Garfield - L’image du rat prend toutefois davantage d’ampleur quand elle doit s’articuler avec celle de son ennemi éternel, le chat. Le duo chat-souris acquiert une naturalité manichéenne. C’est dû en partie à leur territorialité spécifique. Cette bipartition n’est pas sans conséquences morales qu’entraînent le nombre de ses acteurs spécifiques, la relation latente des chats avec un invisible maître, le rôle de chaque espèce dans le « Foyer », etc. Laissez-moi présenter un petit schéma afin de mettre a plat mes idées :
Fritz the Cat - Il est difficile pour moi de saisir pourquoi Art Spiegelman, puisqu’il a décidé d’emprunter les conventions et les représentations d’un langage de propagande et de construire son histoire sur le combat éternel du Bien et du Mal, n’a pas usé jusqu’à la fin de ces conventions. David Roskies souligne l’existence d’un travail d’autocensure silencieux mais acharné face aux réactions juives de l’après-guerre : la « tête levée vers Dieu » a remplacé, la « tête baissée vers le sol ». Un excès d’humanité ou le remords d’être né quelques années après la grande tragédie, caractéristique de toute une génération de Juifs de l’après-guerre, pousse Spiegelman à dessiner des grimaces de souffrance chez les prisonniers et des visages de sadiques chez les SS. Les rats ne sont plus à éradiquer mais des bestioles sympathiques à domestiquer. D’ailleurs, avec les pires conséquences de l’après-guerre.

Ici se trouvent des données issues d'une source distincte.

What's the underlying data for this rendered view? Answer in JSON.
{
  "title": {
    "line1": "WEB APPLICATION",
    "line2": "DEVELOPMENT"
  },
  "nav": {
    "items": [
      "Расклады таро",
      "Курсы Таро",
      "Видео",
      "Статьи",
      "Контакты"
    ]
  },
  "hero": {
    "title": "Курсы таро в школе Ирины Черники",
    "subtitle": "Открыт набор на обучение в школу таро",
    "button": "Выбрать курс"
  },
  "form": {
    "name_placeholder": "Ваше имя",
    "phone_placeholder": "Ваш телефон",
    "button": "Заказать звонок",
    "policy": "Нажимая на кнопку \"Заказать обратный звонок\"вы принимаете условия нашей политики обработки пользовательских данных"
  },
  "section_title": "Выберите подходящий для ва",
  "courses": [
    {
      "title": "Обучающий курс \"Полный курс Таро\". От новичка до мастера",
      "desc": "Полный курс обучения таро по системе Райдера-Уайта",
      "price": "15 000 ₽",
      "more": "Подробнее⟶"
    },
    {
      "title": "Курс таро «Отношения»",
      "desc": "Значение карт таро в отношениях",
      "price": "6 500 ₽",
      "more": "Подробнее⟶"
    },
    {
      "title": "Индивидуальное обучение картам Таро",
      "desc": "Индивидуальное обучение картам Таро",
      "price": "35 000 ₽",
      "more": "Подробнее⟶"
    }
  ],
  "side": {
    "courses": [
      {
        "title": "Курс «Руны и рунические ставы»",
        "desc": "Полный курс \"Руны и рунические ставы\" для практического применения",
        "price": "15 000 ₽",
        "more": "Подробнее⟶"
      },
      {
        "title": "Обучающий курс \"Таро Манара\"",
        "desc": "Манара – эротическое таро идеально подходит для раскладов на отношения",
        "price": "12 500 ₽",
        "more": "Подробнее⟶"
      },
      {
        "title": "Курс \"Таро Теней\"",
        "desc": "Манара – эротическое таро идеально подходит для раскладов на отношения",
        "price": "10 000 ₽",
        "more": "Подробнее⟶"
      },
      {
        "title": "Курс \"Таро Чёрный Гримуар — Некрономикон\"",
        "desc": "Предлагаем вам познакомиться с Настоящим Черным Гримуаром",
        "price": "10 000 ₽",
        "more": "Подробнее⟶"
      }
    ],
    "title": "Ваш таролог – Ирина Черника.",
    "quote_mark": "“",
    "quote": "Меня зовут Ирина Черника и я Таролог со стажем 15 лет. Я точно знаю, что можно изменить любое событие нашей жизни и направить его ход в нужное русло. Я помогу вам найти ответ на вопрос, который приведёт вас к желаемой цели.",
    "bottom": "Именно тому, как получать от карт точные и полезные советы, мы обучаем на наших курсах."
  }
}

Xavier Löwenthal - L’idée est bien entendu celle de Grominet. Je l’ai trouvée pertinente à au moins deux titres. Premièrement, au nom du droit revendiqué d’interpréter une œuvre devenue classique, comme on interprète un morceau de musique, une œuvre théâtrale de répertoire ou une langue étrangère. L’opération menée sur cette œuvre en ravive le sens, tout en le questionnant. Au lieu d’apparaître comme une évidence qui ne serait plus à questionner, déjà pensée, plus à penser, elle apparaît nouvellement. C’est donc une œuvre salutaire, qui invite à la relecture, comme une nouvelle interprétation des variations Golberg invite à la ré-écoute. (Je cite ce morceau à dessein, puisque Bach a utilisé un thème de Johann Goldberg pour composer ce chef-d’œuvre. De nouvelles interprétations de variations sur un thème permettent sa redécouverte ad libitum).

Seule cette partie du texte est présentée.